Deutsche Großbanken vor Fusion?

22.09.2018

Frankfurt /Main Deutschlands Traum von einer erfolgreichen Großbank hält an. Regelmäßig beflügeln Fusionsfantasien die Aktienkurse von Deutscher Bank und Commerzbank. Doch dass ein solcher Zusammenschluss ein Erfolgsmodell wäre, ist keineswegs ausgemacht – auch wenn mancher Politiker eine Hochzeit der beiden verbliebenen großen deutschen Privatbanken charmant fände.

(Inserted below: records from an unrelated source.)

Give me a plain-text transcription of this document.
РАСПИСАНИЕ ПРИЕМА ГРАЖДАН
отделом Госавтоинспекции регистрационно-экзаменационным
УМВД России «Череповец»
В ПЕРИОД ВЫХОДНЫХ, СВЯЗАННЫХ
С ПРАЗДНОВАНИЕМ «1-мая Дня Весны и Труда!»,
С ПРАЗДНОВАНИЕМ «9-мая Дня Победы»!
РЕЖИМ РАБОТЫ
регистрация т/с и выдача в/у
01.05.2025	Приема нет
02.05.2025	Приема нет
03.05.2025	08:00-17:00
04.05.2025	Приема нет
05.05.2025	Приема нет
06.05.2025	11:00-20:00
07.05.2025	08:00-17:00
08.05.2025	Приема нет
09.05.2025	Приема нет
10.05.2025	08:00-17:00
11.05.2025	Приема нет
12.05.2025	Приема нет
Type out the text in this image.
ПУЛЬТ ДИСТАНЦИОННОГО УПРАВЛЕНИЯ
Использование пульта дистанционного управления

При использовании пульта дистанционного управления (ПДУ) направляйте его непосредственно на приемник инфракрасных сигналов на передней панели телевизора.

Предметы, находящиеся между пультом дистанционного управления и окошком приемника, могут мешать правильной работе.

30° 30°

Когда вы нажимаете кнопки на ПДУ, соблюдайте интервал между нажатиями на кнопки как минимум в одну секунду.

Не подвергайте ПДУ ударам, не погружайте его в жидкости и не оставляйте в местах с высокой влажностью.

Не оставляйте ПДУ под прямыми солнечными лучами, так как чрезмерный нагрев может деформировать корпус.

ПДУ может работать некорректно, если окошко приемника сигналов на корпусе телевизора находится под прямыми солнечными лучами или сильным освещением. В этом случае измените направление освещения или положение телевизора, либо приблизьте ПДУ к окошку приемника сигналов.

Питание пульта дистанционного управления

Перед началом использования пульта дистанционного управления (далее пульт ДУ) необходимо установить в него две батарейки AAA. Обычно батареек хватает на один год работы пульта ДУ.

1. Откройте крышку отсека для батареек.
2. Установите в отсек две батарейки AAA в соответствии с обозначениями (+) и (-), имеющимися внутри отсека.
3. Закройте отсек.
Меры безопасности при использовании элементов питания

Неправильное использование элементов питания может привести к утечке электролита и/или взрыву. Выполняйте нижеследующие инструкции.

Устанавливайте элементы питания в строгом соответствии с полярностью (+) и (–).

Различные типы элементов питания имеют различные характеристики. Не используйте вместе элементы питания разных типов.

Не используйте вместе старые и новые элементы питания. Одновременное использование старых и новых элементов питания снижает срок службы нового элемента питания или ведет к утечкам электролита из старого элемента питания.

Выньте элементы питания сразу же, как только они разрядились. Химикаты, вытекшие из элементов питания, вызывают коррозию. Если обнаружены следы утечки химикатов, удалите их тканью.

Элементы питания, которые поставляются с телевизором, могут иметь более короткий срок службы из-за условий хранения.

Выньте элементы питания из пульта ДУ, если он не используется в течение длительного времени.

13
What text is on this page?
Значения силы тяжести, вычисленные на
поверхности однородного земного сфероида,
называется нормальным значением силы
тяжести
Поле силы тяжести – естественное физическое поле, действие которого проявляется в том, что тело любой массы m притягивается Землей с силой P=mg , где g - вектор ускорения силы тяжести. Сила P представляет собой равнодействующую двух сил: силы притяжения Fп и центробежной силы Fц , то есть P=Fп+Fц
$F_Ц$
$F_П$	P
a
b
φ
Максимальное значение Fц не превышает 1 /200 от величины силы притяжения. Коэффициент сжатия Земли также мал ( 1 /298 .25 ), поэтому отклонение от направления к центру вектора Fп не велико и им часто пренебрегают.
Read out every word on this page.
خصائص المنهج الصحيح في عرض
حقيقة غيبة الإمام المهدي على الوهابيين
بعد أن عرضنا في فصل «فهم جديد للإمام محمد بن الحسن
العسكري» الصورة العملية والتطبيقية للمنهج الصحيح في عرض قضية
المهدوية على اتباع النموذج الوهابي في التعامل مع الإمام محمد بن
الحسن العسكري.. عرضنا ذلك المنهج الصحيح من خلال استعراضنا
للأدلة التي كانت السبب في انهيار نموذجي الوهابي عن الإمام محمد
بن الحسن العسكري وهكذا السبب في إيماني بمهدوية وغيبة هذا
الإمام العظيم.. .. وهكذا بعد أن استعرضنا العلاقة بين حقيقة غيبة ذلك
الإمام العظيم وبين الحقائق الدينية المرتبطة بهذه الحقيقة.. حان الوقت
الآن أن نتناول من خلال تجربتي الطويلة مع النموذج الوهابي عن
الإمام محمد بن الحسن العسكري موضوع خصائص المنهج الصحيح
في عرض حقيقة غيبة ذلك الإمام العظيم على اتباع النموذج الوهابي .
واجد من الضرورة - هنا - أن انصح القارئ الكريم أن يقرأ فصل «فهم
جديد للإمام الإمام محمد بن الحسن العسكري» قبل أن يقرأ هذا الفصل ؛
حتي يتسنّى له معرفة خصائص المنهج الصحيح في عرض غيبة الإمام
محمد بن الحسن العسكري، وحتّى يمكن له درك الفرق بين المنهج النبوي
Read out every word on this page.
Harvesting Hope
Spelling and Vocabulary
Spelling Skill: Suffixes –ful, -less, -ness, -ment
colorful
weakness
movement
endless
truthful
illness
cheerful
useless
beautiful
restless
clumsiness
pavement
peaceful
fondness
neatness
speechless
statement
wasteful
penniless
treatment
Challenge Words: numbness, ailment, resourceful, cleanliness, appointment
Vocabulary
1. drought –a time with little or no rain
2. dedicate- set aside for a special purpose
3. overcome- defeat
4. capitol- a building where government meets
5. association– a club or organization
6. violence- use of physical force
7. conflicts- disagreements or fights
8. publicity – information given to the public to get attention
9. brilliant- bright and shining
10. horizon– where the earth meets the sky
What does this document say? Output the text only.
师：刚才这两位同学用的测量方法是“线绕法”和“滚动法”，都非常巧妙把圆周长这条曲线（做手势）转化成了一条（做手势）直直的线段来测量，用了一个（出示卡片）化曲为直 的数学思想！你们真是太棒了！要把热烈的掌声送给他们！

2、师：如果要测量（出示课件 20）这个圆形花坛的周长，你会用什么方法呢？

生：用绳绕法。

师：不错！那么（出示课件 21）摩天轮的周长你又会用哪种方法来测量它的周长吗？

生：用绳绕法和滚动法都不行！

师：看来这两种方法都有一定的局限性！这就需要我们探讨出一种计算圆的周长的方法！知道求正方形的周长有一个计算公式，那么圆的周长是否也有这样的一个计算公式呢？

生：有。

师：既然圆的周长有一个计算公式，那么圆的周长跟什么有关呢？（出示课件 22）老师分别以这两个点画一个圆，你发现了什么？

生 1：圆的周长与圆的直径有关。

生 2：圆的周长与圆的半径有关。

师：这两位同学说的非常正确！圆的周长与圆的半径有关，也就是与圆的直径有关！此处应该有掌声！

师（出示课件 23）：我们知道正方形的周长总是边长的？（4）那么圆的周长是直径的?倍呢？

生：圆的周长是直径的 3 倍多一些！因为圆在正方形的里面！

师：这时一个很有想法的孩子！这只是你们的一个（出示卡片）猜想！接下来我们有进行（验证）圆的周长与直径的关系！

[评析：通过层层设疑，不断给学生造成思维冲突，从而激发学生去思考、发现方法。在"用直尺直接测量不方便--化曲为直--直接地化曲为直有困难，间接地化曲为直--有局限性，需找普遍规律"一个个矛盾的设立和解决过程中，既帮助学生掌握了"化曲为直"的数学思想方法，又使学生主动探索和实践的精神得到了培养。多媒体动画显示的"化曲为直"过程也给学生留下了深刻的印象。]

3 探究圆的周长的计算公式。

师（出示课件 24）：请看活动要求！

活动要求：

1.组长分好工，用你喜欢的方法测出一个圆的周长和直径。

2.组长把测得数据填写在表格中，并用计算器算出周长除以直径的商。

Neue Nahrung könnte die Idee einer Bündelung der Kräfte durch die jüngsten Rückschläge für Deutsche Bank und Commerzbank an der Börse bekommen: An diesem Montag, 24. September, fliegt die Deutsche Bank aus dem europäischen Leitindex EuroStoxx 50 und zählt damit nicht mehr zu den 50 wertvollsten Börsenunternehmen im Euroraum.

Am selben Tag muss die Commerzbank ihren Platz im deutschen Leitindex Dax räumen. Und ausgerechnet für ein Unternehmen, das sein Geld mit einer Dienstleistung verdient, die gut auch eine Bank erledigen könnte: der Zahlungsabwickler Wirecard.

Was spricht für einen Zusammenschluss und was dagegen?

Pro

 Auf Dauer könnten in einer größeren Einheit die Kosten sinken. Das Analysehaus RBC beziffert die möglichen Einsparungen auf 2,1 Milliarden Euro. Eine Fusion würde an den Zentralen und dem Filialnetz wohl nicht spurlos vorübergehen.

 Bei der Modernisierung der – nach Einschätzung des im April abgesetzten Konzernchefs John Cryan – „lausigen“ IT der Deutschen Bank könnten sich die beiden Banken zusammentun – und dabei gleich das Megathema Digitalisierung mit vereinten Kräften vorantreiben.

 Auf dem umkämpften Heimatmarkt Deutschland hätten die Institute mit zusammen über 30 Millionen Privatkunden mehr Schlagkraft. Einfacher würde das Geldverdienen aber nicht unbedingt. Denn Deutschland habe zu viele Geldhäuser und Filialen.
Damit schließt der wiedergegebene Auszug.